Dead zones: cheap controllers or old hardware sometimes drift. A small input when you’re not touching the stick. Filter it out:

function applyDeadzone(value, threshold = 0.1) {
  if (Math.abs(value) < threshold) return 0;
  return value;
}

const x = applyDeadzone(gamepad.axes[0]);
const y = applyDeadzone(gamepad.axes[1]);

Rumble (Haptic Feedback)

If the controller supports vibration, use gamepad.vibrationActuator:

async function vibrate(gamepad, duration = 200, intensity = 0.5) {
  if (gamepad.vibrationActuator) {
    await gamepad.vibrationActuator.playEffect("dual-rumble", {
      startDelay: 0,
      duration: duration,
      weakMagnitude: intensity,
      strongMagnitude: intensity,
    });
  }
}

// Short rumble on hit
vibrate(gamepad, 100, 0.3);

// Longer rumble for low health
vibrate(gamepad, 500, 1.0);

Not all controllers support haptic feedback. Check for gamepad.vibrationActuator before calling it.

Multiple Controllers

Each gamepad gets a unique index. The first controller is 0, the second is 1, and so on.

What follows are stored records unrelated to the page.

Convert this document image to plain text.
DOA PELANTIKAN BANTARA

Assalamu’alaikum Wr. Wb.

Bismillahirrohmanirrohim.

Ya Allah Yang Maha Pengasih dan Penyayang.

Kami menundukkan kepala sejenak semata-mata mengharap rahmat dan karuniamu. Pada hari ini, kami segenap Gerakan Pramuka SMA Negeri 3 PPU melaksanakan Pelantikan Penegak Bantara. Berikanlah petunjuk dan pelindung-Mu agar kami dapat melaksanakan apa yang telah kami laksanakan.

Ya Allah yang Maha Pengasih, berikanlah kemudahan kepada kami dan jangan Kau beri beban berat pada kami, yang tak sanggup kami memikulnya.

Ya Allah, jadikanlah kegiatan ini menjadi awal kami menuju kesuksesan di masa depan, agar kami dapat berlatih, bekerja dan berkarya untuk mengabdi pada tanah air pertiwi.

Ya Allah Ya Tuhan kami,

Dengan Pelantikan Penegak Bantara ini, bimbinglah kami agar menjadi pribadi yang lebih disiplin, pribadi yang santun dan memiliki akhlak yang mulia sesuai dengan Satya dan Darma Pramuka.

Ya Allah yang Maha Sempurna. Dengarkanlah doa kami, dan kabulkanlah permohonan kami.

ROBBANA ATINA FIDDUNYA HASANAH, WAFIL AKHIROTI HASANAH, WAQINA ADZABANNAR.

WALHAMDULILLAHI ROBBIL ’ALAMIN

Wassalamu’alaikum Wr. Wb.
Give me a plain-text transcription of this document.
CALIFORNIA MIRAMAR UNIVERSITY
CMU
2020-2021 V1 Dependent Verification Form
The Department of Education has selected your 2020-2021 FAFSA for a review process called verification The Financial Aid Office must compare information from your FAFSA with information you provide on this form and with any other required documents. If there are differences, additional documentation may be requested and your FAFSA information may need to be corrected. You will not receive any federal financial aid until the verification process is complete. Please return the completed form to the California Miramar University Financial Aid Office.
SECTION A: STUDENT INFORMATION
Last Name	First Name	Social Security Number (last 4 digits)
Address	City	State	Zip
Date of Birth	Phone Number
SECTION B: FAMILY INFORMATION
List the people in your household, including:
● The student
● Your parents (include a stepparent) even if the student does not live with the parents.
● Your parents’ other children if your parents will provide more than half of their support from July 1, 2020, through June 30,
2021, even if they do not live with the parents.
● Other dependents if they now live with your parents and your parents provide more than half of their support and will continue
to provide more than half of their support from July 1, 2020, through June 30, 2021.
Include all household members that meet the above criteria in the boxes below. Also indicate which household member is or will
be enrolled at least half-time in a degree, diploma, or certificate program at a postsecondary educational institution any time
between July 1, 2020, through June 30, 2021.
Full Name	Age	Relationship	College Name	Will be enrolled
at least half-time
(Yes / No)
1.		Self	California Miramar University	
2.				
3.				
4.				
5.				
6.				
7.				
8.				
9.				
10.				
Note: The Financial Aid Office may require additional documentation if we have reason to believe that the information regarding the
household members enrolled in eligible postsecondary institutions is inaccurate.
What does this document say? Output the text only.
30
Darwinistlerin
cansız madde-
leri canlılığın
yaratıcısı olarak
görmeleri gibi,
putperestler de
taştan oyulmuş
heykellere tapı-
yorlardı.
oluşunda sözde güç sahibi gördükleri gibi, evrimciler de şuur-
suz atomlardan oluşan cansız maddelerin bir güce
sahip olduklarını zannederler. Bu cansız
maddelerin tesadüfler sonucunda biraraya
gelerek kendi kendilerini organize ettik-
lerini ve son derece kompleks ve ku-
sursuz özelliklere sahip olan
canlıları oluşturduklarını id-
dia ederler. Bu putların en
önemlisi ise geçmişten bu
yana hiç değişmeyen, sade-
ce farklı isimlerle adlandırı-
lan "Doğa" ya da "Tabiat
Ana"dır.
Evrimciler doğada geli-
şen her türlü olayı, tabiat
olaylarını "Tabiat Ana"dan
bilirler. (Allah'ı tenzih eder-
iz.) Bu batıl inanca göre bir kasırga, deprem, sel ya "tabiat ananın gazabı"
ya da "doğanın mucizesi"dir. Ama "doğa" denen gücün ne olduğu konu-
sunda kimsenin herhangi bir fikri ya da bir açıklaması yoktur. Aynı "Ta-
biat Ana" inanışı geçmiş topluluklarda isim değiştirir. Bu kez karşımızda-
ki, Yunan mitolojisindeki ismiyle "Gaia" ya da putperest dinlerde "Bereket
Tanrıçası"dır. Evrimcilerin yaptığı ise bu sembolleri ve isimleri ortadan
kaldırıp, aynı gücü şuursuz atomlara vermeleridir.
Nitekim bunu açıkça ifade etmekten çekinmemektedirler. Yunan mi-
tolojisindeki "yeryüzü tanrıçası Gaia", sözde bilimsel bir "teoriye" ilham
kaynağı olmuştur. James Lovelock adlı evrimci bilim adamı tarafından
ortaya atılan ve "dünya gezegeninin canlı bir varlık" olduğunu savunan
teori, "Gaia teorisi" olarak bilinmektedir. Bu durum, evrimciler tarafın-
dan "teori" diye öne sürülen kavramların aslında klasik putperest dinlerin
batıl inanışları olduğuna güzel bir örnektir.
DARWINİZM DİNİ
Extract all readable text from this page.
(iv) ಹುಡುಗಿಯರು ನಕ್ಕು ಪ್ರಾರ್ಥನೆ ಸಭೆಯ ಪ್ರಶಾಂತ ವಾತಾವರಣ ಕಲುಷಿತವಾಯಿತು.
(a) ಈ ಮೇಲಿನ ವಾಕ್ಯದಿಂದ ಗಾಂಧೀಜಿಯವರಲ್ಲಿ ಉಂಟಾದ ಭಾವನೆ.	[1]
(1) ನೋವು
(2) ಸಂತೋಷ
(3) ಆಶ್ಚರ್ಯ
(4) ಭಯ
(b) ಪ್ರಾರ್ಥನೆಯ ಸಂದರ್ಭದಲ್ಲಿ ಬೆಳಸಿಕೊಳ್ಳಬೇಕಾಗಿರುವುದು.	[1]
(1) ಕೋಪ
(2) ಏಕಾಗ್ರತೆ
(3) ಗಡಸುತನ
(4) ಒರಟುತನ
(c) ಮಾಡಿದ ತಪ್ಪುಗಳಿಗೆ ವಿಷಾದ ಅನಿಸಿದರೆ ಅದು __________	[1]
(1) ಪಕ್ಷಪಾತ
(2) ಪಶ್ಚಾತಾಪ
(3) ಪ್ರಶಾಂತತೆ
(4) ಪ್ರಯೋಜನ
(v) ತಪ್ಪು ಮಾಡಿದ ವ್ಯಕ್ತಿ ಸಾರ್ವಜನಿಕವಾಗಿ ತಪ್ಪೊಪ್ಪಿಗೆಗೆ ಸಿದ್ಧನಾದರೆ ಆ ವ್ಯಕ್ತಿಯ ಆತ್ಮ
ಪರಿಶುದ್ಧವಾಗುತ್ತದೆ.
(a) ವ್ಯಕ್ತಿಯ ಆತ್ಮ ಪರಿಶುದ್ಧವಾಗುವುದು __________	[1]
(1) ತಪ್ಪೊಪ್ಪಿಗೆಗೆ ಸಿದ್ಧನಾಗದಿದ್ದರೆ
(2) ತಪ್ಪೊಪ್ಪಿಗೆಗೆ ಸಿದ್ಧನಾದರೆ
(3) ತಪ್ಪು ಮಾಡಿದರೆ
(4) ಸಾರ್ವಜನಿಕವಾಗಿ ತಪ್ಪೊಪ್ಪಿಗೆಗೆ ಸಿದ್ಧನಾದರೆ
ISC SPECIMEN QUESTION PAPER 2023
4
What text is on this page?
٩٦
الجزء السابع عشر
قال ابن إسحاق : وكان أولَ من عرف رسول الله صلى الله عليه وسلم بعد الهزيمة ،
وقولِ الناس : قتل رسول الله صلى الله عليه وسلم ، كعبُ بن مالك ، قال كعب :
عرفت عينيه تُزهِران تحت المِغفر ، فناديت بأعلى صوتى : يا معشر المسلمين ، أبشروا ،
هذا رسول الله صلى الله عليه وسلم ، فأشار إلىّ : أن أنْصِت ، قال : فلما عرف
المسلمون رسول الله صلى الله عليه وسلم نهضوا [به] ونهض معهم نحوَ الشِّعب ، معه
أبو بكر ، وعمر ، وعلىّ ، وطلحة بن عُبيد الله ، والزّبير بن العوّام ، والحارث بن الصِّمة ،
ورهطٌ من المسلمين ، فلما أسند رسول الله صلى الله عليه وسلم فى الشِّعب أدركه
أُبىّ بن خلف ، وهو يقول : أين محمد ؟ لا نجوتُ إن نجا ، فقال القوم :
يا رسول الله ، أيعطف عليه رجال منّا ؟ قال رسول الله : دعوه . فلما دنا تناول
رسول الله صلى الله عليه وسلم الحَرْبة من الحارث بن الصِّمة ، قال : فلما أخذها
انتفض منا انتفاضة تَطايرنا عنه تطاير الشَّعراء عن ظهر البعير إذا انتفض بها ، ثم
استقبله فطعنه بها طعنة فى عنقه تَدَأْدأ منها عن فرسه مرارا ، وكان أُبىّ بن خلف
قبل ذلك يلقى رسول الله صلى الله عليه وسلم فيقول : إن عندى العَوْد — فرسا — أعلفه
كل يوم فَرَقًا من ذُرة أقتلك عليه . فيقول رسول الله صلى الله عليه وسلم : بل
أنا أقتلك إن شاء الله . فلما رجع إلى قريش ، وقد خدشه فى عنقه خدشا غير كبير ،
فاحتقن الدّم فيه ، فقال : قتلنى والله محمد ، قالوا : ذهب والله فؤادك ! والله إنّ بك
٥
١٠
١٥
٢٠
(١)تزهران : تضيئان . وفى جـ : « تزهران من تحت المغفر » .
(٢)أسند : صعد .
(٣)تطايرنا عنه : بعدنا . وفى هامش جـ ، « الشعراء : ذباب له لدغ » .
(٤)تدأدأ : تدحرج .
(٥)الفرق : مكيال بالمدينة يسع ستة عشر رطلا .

Keep track of who’s who:

const players = {};

window.addEventListener("gamepadconnected", (event) => {
  const gp = event.gamepad;
  players[gp.index] = {
    gamepad: gp,
    x: 0,
    y: 0,
  };
  console.log(`player ${gp.index} connected`);
});

window.addEventListener("gamepaddisconnected", (event) => {
  delete players[event.gamepad.index];
});

Using with Canvas or WebGL

The pattern for games: poll in your update loop, map inputs to game actions:

function update() {
  const gamepads = navigator.getGamepads();
  const gp = gamepads[0];
  if (!gp) return;

  // movement from left stick
  const moveX = applyDeadzone(gp.axes[0]);
  const moveY = applyDeadzone(gp.axes[1]);
  player.x += moveX * speed;
  player.y += moveY * speed;

  // jump from A button
  if (gp.buttons[0].pressed) {
    player.jump();
  }

  // aim from right stick
  aimX = applyDeadzone(gp.axes[2]);
  aimY = applyDeadzone(gp.axes[3]);

  requestAnimationFrame(update);
}

This replaces keyboard state tracking with gamepad state polling. The gamepad state is continuous — you get a new position every frame, not events for key down/up.

Permissions Policy

Chrome and Edge require an explicit feature policy to expose gamepad data in iframes. The parent page needs to grant it:

<iframe src="game.html" allow="gamepad"></iframe>

Without this, the iframe sees no gamepads.

Gotchas

No button press events. Unlike keyboard events, there’s no “gamepadbuttonpressed” event. You must poll navigator.getGamepads() inside requestAnimationFrame.

Index reuse. When a gamepad disconnects, its index becomes available for the next device that connects. Don’t store the index as a permanent player ID — track by the Gamepad object itself.

Pressure-sensitive buttons. Only a few buttons (triggers, sometimes face buttons) report analog values. Most buttons are 0 or 1. Check button.value for analog, button.pressed for digital.

Hidden state until interaction. gamepadconnected only fires after the user presses a button. A gamepad can be technically “connected” at the OS level but invisible to the page until first interaction.